Bytespider is bypassing CF despite rules being applied. What’s also interesting is the analytics are showing no activity yet the host, Kinsta, says the site was accessed by Bytespider indeed.
What steps have you taken to resolve the issue?
Reached out to support to confirm it was Bytespider. It was indeed
I’d suggest and consider replacing the “equals” with the “contains” operator to catch it with your Custom Firewall Rule, since it might have something more in the “user-agent” name than just Bytespider to immitate real user with a real Web browser (even headless version supporting JS, etc.)
Mozilla/5.0 (Linux; Android 8.0; Pixel 2 Build/OPD3.170816.012) AppleWebKit/537.36 (KHTML, like Gecko) Chrome/56.0.1511.1269 Mobile Safari/537.36; Bytespider
Mozilla/5.0 (iPhone; CPU iPhone OS 11_0 like Mac OS X) AppleWebKit/537.36 (KHTML, like Gecko) Chrome/44.0.7997.1233 Mobile Safari/537.36; Bytespider
Furthermore, since I am not ackonwledged enough if it’s actually doing any harm (except the “only” crawling, scrapping, etc. which is also in a “grey” area of the activities) which would result in Cloudflare’s ML to block it by default or challenge, or something else.
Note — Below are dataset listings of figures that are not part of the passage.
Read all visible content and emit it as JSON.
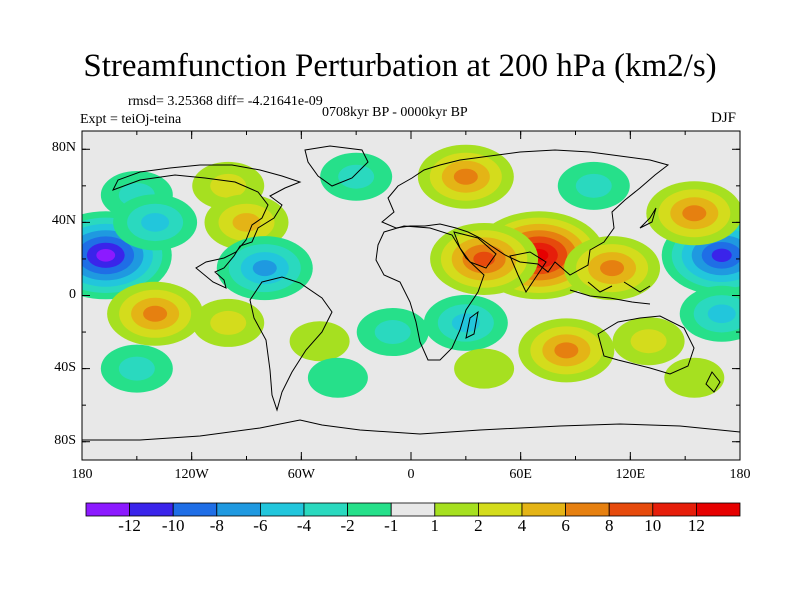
{
  "header": {
    "title": "Streamfunction Perturbation at 200 hPa (km2/s)",
    "stats": "rmsd= 3.25368 diff= -4.21641e-09",
    "period": "0708kyr BP - 0000kyr BP",
    "experiment": "Expt = teiOj-teina",
    "season": "DJF"
  },
  "axes": {
    "lat_labels": [
      "80N",
      "40N",
      "0",
      "40S",
      "80S"
    ],
    "lat_values": [
      80,
      40,
      0,
      -40,
      -80
    ],
    "lon_labels": [
      "180",
      "120W",
      "60W",
      "0",
      "60E",
      "120E",
      "180"
    ],
    "lon_values": [
      -180,
      -120,
      -60,
      0,
      60,
      120,
      180
    ],
    "lat_range": [
      -90,
      90
    ],
    "lon_range": [
      -180,
      180
    ]
  },
  "colorbar": {
    "labels": [
      "-12",
      "-10",
      "-8",
      "-6",
      "-4",
      "-2",
      "-1",
      "1",
      "2",
      "4",
      "6",
      "8",
      "10",
      "12"
    ],
    "colors": [
      "#8c1aff",
      "#3a24ea",
      "#1f6ee6",
      "#1f99e0",
      "#22c6dc",
      "#2ad9bf",
      "#26e08a",
      "#e8e8e8",
      "#a6e020",
      "#d4dc1c",
      "#e4b416",
      "#e68010",
      "#e64a0c",
      "#e61e0a",
      "#e60000"
    ]
  },
  "map_data": {
    "field": "streamfunction perturbation",
    "units": "km2/s",
    "anomalies": [
      {
        "lon": -167,
        "lat": 22,
        "value": -12
      },
      {
        "lon": -150,
        "lat": 55,
        "value": -2
      },
      {
        "lon": -140,
        "lat": 40,
        "value": -4
      },
      {
        "lon": -100,
        "lat": 60,
        "value": 2
      },
      {
        "lon": -90,
        "lat": 40,
        "value": 4
      },
      {
        "lon": -80,
        "lat": 15,
        "value": -6
      },
      {
        "lon": -30,
        "lat": 65,
        "value": -2
      },
      {
        "lon": -140,
        "lat": -10,
        "value": 6
      },
      {
        "lon": -100,
        "lat": -15,
        "value": 2
      },
      {
        "lon": -50,
        "lat": -25,
        "value": 1
      },
      {
        "lon": 30,
        "lat": 65,
        "value": 6
      },
      {
        "lon": 100,
        "lat": 60,
        "value": -2
      },
      {
        "lon": 70,
        "lat": 22,
        "value": 12
      },
      {
        "lon": 40,
        "lat": 20,
        "value": 8
      },
      {
        "lon": 110,
        "lat": 15,
        "value": 6
      },
      {
        "lon": 170,
        "lat": 22,
        "value": -10
      },
      {
        "lon": 155,
        "lat": 45,
        "value": 6
      },
      {
        "lon": -10,
        "lat": -20,
        "value": -2
      },
      {
        "lon": 30,
        "lat": -15,
        "value": -4
      },
      {
        "lon": 85,
        "lat": -30,
        "value": 6
      },
      {
        "lon": 130,
        "lat": -25,
        "value": 2
      },
      {
        "lon": 170,
        "lat": -10,
        "value": -4
      },
      {
        "lon": 155,
        "lat": -45,
        "value": 1
      },
      {
        "lon": -150,
        "lat": -40,
        "value": -2
      },
      {
        "lon": -40,
        "lat": -45,
        "value": -1
      },
      {
        "lon": 40,
        "lat": -40,
        "value": 1
      }
    ]
  }
}
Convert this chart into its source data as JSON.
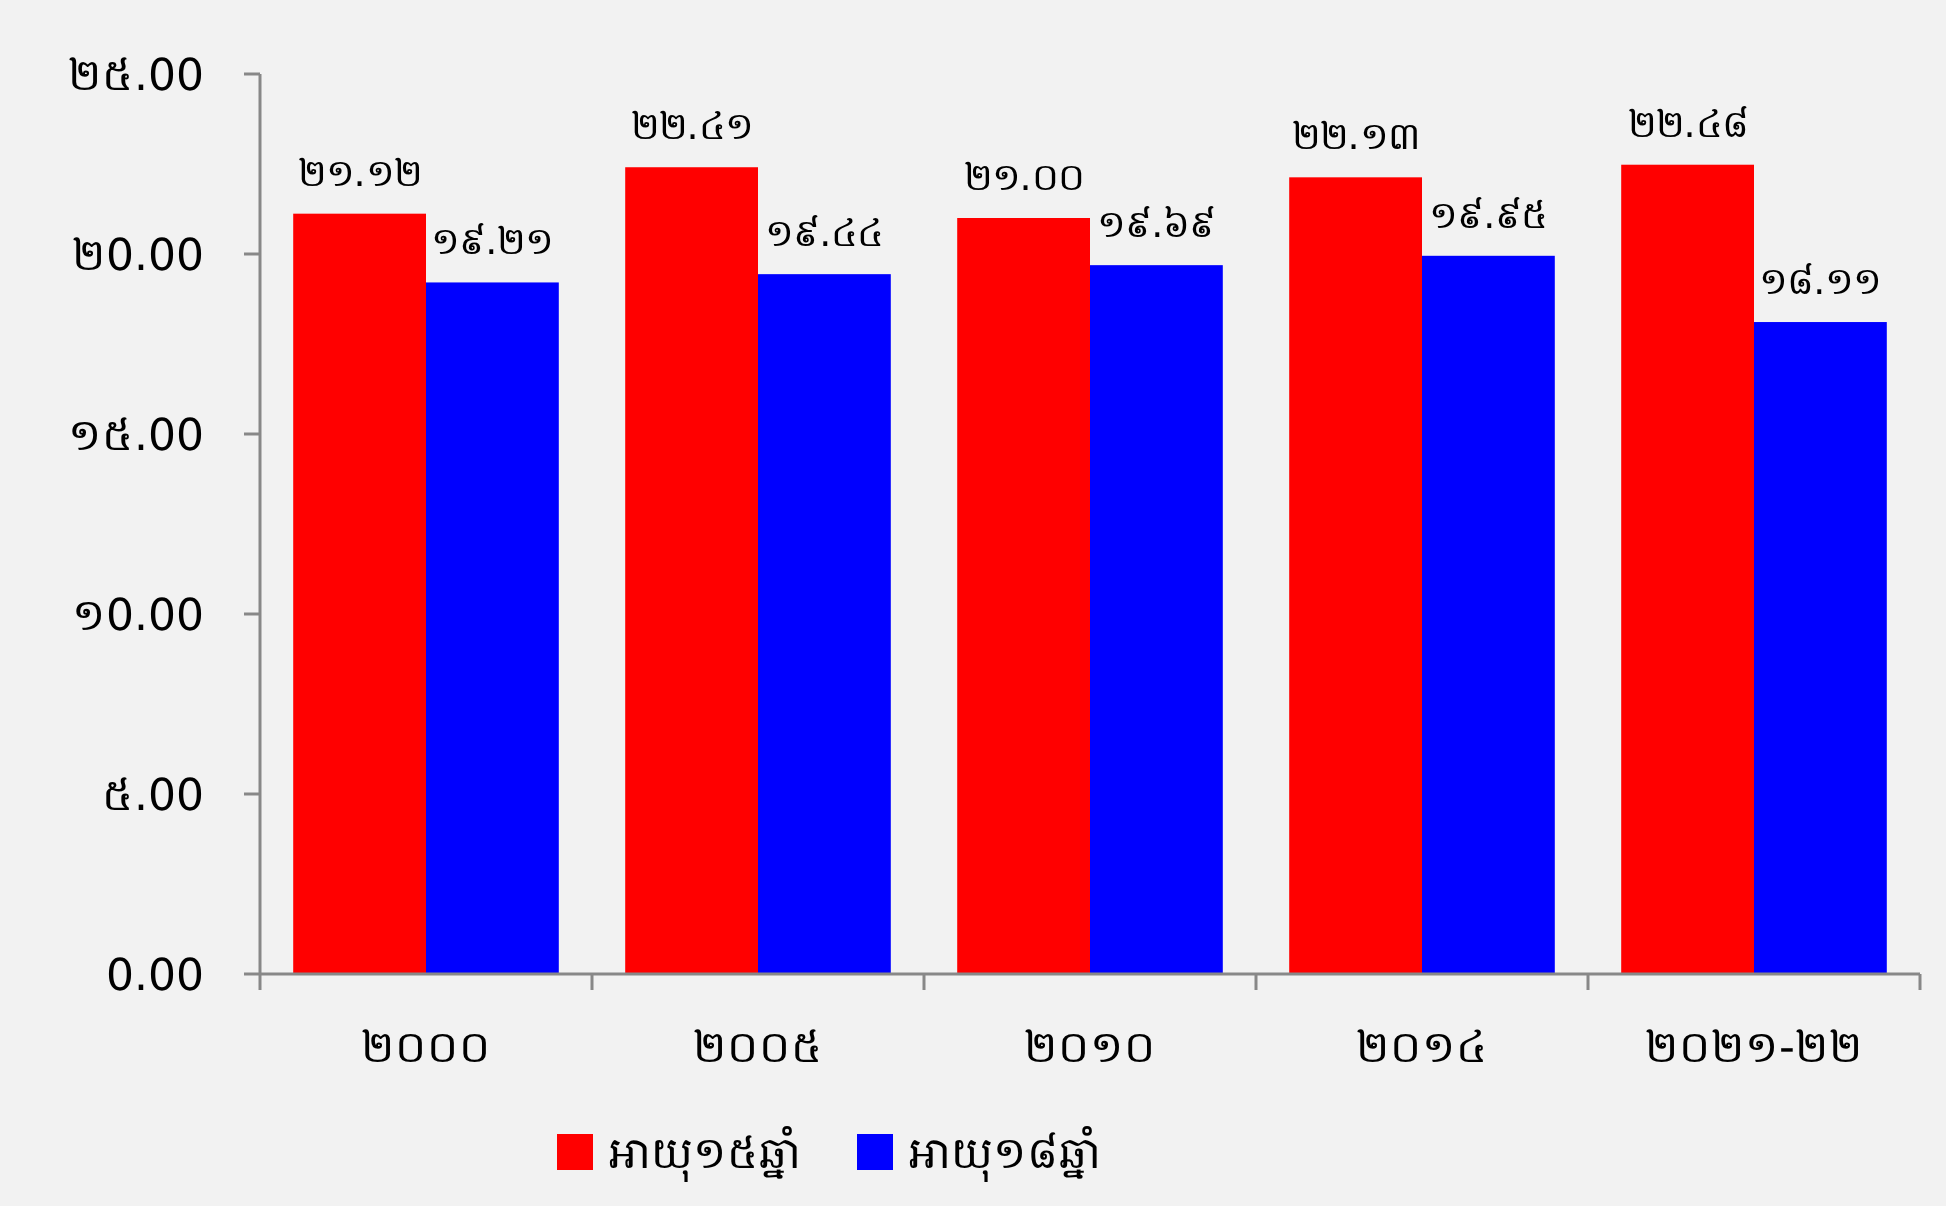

Hey Fritex, thanks. My other concern was why was there no activity showing? I’ve had this rule in place for months and it’s always been set to zero. Thanks
My 2 cents because the user-agent name string contained more than just “Bytespider”, therefrom the Custom Firewall Rule couldn’t catch an HTTP request coming from the tool, device, bot which in it’s name contains only the “Bytespider” alone without any other part (and characters).
Could be I am wrong, however from my experience this is mostly the thing of how to block them and have more accurate Firewall Rules setup for better security and protection.
Once you successfully catch it, you can see the IPs comming from and requests trying to dig of your Website. Aftermath would be to either block the whole ASNs once you determine it via the IPs, which would cut the traffic coming from it to your Website.
Some articles which I’ve found in the meantime after writing a reply:
Not sure I follow, what do you mean by because the name string contained more than just bytespider? That’s all that’s in there is bytespider for its rule and bytedance for it and so on. That’s the proper way to block multiple bots at the same time without having to write 100 rules.
If we look at the example from below, of the user-agent, it does contains Bytespider (can be seen and read at the end) visits your website with your Firewall Rule where you are using “equals” instead of “contains”, will never catch such requests and would always pass through, ending you’d nevers see any “bytespider” being blocked/challenged with your Firewall Rule with “equals” operator:
Mozilla/5.0 (Linux; Android 8.0; Pixel 2 Build/OPD3.170816.012) AppleWebKit/537.36 (KHTML, like Gecko) Chrome/56.0.1511.1269 Mobile Safari/537.36; Bytespider
So, the HTTP request comming to your Website passes the rule.
If you change it to “contains”, then if there’s any “bytespider” seen in such long user-agent name, it will block it as we want it.
Correct, only try to use “contains” as the operator
In my example from below, I catch a lot of bots with “contains”, therefore a lot of combinations are covered with “contains”.
Otherwise, I’d have to know all of the combinations and full user-agent names as they exist or will be created in future.